Sample size calculation
The sample size calculation is based on the primary outcome measure, the percentage of families eliminating or reducing PS exposure in the intervention group versus the control group after 6 months. Assuming a 10% stopping PS exposure rate (by elimination or reduction) in the control group because of a ‘trial effect’, a clinically relevant difference in stopping rate between intervention and control group of 20% (stopping rate of 30% in the intervention group), a two tailed test with an alpha of 0.05 for the primary outcome, and a power of 80%, a total number of N=126 families is necessary, assuming one child is included per included family. With an anticipated 15% drop-out rate in the RCT, at least 148 families (74 per group) are necessary to test the effectiveness of the intervention.

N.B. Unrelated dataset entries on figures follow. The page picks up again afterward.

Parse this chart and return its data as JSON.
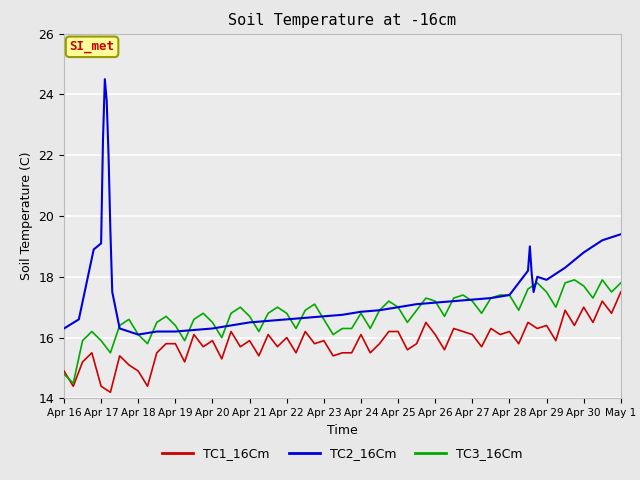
{
  "title": "Soil Temperature at -16cm",
  "xlabel": "Time",
  "ylabel": "Soil Temperature (C)",
  "ylim": [
    14,
    26
  ],
  "background_color": "#e8e8e8",
  "plot_bg_color": "#ebebeb",
  "annotation_text": "SI_met",
  "annotation_box_color": "#ffff99",
  "annotation_text_color": "#cc0000",
  "x_tick_labels": [
    "Apr 16",
    "Apr 17",
    "Apr 18",
    "Apr 19",
    "Apr 20",
    "Apr 21",
    "Apr 22",
    "Apr 23",
    "Apr 24",
    "Apr 25",
    "Apr 26",
    "Apr 27",
    "Apr 28",
    "Apr 29",
    "Apr 30",
    "May 1"
  ],
  "tc1_color": "#cc0000",
  "tc2_color": "#0000dd",
  "tc3_color": "#00aa00",
  "legend_labels": [
    "TC1_16Cm",
    "TC2_16Cm",
    "TC3_16Cm"
  ],
  "tc1_x": [
    0.0,
    0.25,
    0.5,
    0.75,
    1.0,
    1.25,
    1.5,
    1.75,
    2.0,
    2.25,
    2.5,
    2.75,
    3.0,
    3.25,
    3.5,
    3.75,
    4.0,
    4.25,
    4.5,
    4.75,
    5.0,
    5.25,
    5.5,
    5.75,
    6.0,
    6.25,
    6.5,
    6.75,
    7.0,
    7.25,
    7.5,
    7.75,
    8.0,
    8.25,
    8.5,
    8.75,
    9.0,
    9.25,
    9.5,
    9.75,
    10.0,
    10.25,
    10.5,
    10.75,
    11.0,
    11.25,
    11.5,
    11.75,
    12.0,
    12.25,
    12.5,
    12.75,
    13.0,
    13.25,
    13.5,
    13.75,
    14.0,
    14.25,
    14.5,
    14.75,
    15.0
  ],
  "tc1_y": [
    14.9,
    14.4,
    15.2,
    15.5,
    14.4,
    14.2,
    15.4,
    15.1,
    14.9,
    14.4,
    15.5,
    15.8,
    15.8,
    15.2,
    16.1,
    15.7,
    15.9,
    15.3,
    16.2,
    15.7,
    15.9,
    15.4,
    16.1,
    15.7,
    16.0,
    15.5,
    16.2,
    15.8,
    15.9,
    15.4,
    15.5,
    15.5,
    16.1,
    15.5,
    15.8,
    16.2,
    16.2,
    15.6,
    15.8,
    16.5,
    16.1,
    15.6,
    16.3,
    16.2,
    16.1,
    15.7,
    16.3,
    16.1,
    16.2,
    15.8,
    16.5,
    16.3,
    16.4,
    15.9,
    16.9,
    16.4,
    17.0,
    16.5,
    17.2,
    16.8,
    17.5
  ],
  "tc2_x": [
    0.0,
    0.4,
    0.8,
    1.0,
    1.05,
    1.1,
    1.15,
    1.2,
    1.25,
    1.3,
    1.5,
    2.0,
    2.5,
    3.0,
    3.5,
    4.0,
    4.5,
    5.0,
    5.5,
    6.0,
    6.5,
    7.0,
    7.5,
    8.0,
    8.5,
    9.0,
    9.5,
    10.0,
    10.5,
    11.0,
    11.5,
    12.0,
    12.5,
    12.55,
    12.6,
    12.65,
    12.75,
    13.0,
    13.5,
    14.0,
    14.5,
    15.0
  ],
  "tc2_y": [
    16.3,
    16.6,
    18.9,
    19.1,
    22.5,
    24.5,
    23.8,
    22.0,
    19.5,
    17.5,
    16.3,
    16.1,
    16.2,
    16.2,
    16.25,
    16.3,
    16.4,
    16.5,
    16.55,
    16.6,
    16.65,
    16.7,
    16.75,
    16.85,
    16.9,
    17.0,
    17.1,
    17.15,
    17.2,
    17.25,
    17.3,
    17.4,
    18.2,
    19.0,
    18.1,
    17.5,
    18.0,
    17.9,
    18.3,
    18.8,
    19.2,
    19.4
  ],
  "tc3_x": [
    0.0,
    0.25,
    0.5,
    0.75,
    1.0,
    1.25,
    1.5,
    1.75,
    2.0,
    2.25,
    2.5,
    2.75,
    3.0,
    3.25,
    3.5,
    3.75,
    4.0,
    4.25,
    4.5,
    4.75,
    5.0,
    5.25,
    5.5,
    5.75,
    6.0,
    6.25,
    6.5,
    6.75,
    7.0,
    7.25,
    7.5,
    7.75,
    8.0,
    8.25,
    8.5,
    8.75,
    9.0,
    9.25,
    9.5,
    9.75,
    10.0,
    10.25,
    10.5,
    10.75,
    11.0,
    11.25,
    11.5,
    11.75,
    12.0,
    12.25,
    12.5,
    12.75,
    13.0,
    13.25,
    13.5,
    13.75,
    14.0,
    14.25,
    14.5,
    14.75,
    15.0
  ],
  "tc3_y": [
    14.8,
    14.5,
    15.9,
    16.2,
    15.9,
    15.5,
    16.4,
    16.6,
    16.1,
    15.8,
    16.5,
    16.7,
    16.4,
    15.9,
    16.6,
    16.8,
    16.5,
    16.0,
    16.8,
    17.0,
    16.7,
    16.2,
    16.8,
    17.0,
    16.8,
    16.3,
    16.9,
    17.1,
    16.6,
    16.1,
    16.3,
    16.3,
    16.8,
    16.3,
    16.9,
    17.2,
    17.0,
    16.5,
    16.9,
    17.3,
    17.2,
    16.7,
    17.3,
    17.4,
    17.2,
    16.8,
    17.3,
    17.4,
    17.4,
    16.9,
    17.6,
    17.8,
    17.5,
    17.0,
    17.8,
    17.9,
    17.7,
    17.3,
    17.9,
    17.5,
    17.8
  ]
}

The results of the questionnaires are converted into frequencies and percentages for binary and polytomous variables and averages for continuous variables. For descriptive purposes, baseline summary statistics of demographics and outcomes will be tabulated per group. The effect of the intervention will be assessed by comparing the intervention and control group with respect to the percentage of stopping (by eliminating or reducing) of PS exposure in children (parentally reported and verified with the children’s urine cotinine concentration) 6 months after the start of the intervention. The secondary outcome measures will also be analysed for differences between the intervention and control group. Dichotomous outcomes (stopping PS exposure [by elimination or reduction] in children [yes/no]) will be analysed with mixed logistic regression of PS exposure stopping status on treatment group, time and group by time interaction. The analysis will both evaluate the group difference at the primary time point, 6 months, and the group divergence over time. The analysis is an intention-to-treat analysis which includes all randomized families with at least one measurement. Continuous outcomes will be similarly analysed with mixed linear regression. Non-normality of such outcomes will be handled by data transformation, for example a logarithmic or square root transformation in case of severe positive skewness. Given randomized assignment, no confounding is expected except due to dropout, which is accommodated by using baseline variables as covariates and including all randomized children into the outcome analyses (intention-to-treat analysis) using the direct Likelihood approach of mixed regression, which requires no imputation of missing outcome values. The primary outcome eliminating or reducing PS exposure will be tested two-tailed with an alpha of 5%, but secondary outcomes with an alpha of 1% to prevent type I errors due to multiple testing.
The PREPASE study was reviewed and approved by the Medical Ethics Committee MUMC+, and is registered at the Dutch Trial Register (NTR2632). The study protocol is reviewed by the funding organization: the Dutch Lung Foundation (grant 3.4.08.047).